The last few weeks I have done nothing except sit on the computer and read travel reports and blogs about motorcycle trips. Trips that seem crazy, yet I find myself wondering if they really are… As I read these amazing stories, I imagine what it would be like to take that same trip. What I would do and where I would go if the opportunity presented itself.

I have a trip planned to South Dakota with a good friend of mine and I can hardly wait for that day to come. I feel like a kid waiting for Christmas morning, yet I know what is to come and that makes the anticipation unbearable! Each year, my trips have gotten progressively longer and it will only be a matter of time before I will want more and more free time each year to satisfy this craving. I seem to plan more and more of my vacations around these "crazy" road trips and I love every minute of it. The planning, the anticipation, the unknown…

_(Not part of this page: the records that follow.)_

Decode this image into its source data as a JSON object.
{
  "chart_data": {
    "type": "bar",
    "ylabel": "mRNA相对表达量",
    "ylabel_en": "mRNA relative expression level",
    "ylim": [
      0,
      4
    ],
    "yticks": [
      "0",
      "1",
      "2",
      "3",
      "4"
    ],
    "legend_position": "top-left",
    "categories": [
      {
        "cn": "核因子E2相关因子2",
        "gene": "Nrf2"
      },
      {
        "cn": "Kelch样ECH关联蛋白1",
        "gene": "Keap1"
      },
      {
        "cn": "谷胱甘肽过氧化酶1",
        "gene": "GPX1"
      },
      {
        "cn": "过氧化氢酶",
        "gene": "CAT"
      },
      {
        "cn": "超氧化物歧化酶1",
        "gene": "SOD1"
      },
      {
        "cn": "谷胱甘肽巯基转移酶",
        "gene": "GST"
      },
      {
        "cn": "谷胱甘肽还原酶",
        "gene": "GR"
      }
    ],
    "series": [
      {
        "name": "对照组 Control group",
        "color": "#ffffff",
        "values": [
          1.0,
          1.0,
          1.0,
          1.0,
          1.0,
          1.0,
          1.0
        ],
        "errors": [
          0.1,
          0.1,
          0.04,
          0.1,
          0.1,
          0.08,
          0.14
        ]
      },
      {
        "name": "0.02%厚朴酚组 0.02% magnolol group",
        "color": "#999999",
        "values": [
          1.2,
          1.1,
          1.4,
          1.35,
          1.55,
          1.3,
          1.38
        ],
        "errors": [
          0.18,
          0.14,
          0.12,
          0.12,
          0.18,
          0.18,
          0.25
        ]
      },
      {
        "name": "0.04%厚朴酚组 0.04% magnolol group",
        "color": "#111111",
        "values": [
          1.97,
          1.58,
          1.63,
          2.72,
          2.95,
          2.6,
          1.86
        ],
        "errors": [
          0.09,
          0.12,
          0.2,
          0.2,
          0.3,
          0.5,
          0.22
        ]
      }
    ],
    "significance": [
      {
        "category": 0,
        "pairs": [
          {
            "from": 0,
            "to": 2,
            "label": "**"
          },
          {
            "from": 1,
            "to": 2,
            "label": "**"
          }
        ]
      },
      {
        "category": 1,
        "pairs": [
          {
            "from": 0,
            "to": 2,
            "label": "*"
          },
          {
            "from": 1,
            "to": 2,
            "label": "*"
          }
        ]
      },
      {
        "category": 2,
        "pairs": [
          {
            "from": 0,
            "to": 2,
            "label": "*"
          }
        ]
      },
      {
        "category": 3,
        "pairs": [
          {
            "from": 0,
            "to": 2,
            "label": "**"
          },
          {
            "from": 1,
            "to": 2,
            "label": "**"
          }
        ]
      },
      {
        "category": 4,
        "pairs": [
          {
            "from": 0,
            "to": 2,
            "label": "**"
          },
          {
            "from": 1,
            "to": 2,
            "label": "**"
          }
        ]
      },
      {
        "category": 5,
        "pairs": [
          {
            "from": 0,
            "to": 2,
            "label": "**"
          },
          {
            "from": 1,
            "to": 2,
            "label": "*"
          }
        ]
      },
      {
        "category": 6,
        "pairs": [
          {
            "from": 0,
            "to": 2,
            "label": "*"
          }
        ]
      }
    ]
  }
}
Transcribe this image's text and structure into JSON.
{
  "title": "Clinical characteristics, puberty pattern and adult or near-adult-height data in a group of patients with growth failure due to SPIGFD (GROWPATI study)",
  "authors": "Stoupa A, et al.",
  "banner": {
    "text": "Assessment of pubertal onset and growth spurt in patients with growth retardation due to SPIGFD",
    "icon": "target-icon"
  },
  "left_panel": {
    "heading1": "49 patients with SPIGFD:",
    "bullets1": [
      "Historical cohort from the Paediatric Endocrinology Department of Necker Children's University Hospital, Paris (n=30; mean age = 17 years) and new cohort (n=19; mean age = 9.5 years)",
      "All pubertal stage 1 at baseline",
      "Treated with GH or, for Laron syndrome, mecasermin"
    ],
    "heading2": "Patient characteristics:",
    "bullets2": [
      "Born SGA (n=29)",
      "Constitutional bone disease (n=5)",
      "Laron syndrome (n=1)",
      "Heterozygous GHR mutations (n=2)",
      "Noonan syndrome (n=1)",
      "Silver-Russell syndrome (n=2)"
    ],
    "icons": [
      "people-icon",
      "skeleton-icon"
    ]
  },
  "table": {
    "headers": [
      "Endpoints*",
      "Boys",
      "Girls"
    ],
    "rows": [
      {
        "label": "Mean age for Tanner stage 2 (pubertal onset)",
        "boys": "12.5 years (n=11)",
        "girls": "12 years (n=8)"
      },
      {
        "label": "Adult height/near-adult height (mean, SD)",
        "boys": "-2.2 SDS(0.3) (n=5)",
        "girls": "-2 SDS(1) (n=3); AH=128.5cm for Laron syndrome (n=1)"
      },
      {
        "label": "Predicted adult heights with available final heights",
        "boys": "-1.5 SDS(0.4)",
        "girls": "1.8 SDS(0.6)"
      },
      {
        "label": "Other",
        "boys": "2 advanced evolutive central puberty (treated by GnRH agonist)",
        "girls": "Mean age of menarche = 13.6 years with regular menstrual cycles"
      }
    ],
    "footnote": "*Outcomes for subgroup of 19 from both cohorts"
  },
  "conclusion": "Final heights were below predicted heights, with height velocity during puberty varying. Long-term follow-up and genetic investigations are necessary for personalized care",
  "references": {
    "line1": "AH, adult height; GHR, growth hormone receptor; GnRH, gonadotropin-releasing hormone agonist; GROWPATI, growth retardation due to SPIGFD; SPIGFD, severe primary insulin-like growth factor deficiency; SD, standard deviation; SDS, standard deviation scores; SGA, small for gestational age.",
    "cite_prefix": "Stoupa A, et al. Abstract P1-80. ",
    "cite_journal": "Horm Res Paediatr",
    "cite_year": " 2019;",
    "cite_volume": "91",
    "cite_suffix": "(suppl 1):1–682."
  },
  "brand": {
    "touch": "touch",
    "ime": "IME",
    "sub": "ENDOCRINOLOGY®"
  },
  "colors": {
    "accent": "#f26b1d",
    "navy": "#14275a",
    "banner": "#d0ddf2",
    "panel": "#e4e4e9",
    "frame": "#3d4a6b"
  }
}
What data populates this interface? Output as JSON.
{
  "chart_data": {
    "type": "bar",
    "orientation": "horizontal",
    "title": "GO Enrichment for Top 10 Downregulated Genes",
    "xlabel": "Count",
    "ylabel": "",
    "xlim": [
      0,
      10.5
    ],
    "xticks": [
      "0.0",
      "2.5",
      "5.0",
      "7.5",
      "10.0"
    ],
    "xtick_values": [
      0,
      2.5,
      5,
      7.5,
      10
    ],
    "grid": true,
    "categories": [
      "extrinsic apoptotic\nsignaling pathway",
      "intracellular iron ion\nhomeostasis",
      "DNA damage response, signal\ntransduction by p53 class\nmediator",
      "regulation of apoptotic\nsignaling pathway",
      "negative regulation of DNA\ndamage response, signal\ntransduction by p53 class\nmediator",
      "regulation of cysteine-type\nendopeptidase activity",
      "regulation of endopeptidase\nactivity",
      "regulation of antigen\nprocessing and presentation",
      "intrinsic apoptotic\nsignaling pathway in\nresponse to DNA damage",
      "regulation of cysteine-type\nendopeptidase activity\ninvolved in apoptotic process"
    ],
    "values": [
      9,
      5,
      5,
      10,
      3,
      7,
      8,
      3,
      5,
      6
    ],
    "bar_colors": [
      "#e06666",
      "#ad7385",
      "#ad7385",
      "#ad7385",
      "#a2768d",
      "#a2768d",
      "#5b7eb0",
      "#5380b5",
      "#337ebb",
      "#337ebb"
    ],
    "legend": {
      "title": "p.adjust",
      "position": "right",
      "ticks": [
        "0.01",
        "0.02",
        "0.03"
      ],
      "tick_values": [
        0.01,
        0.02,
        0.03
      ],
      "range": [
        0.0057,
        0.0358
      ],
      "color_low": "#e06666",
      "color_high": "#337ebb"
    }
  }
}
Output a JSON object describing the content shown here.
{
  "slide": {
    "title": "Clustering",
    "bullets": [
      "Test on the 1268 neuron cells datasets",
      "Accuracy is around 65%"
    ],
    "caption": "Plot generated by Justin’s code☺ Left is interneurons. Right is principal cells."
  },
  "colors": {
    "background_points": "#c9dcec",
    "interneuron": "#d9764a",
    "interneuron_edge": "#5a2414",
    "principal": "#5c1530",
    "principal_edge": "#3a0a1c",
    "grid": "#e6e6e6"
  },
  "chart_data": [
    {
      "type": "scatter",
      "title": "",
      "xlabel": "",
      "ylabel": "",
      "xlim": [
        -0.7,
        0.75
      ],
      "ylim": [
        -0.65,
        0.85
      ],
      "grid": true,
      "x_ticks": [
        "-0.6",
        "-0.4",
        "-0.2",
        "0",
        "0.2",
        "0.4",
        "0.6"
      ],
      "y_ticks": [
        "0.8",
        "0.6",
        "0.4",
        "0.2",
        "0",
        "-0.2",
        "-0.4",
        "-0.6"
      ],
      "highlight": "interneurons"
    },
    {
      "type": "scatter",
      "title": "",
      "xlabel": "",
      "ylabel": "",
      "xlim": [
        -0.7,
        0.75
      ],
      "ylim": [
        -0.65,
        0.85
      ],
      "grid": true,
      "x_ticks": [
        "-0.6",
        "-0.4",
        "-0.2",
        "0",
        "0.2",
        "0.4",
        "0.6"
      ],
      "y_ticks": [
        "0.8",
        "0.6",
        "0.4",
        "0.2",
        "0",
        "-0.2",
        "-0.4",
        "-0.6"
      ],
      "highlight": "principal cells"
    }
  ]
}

I have been growing restless and wish that I had something to satisfy it. Some may say it's the cold weather, others may say I'm crazy, but I can really see how much I have changed in the last 4 years. I would have never considered moving away from my family and friends and yet now I constantly talk about moving south, somewhere warm…and why you ask….? One reason is for the ride and yet that seems like just an excuse. I want to experience something new, something different, something unknown. It all revolves around the saying that "life is short", which is very cliché and yet those three simple words have so much meaning. People talk about how short life is, but I'm sick of talking! I want to experience life and put into action what so many people have merely dreamed.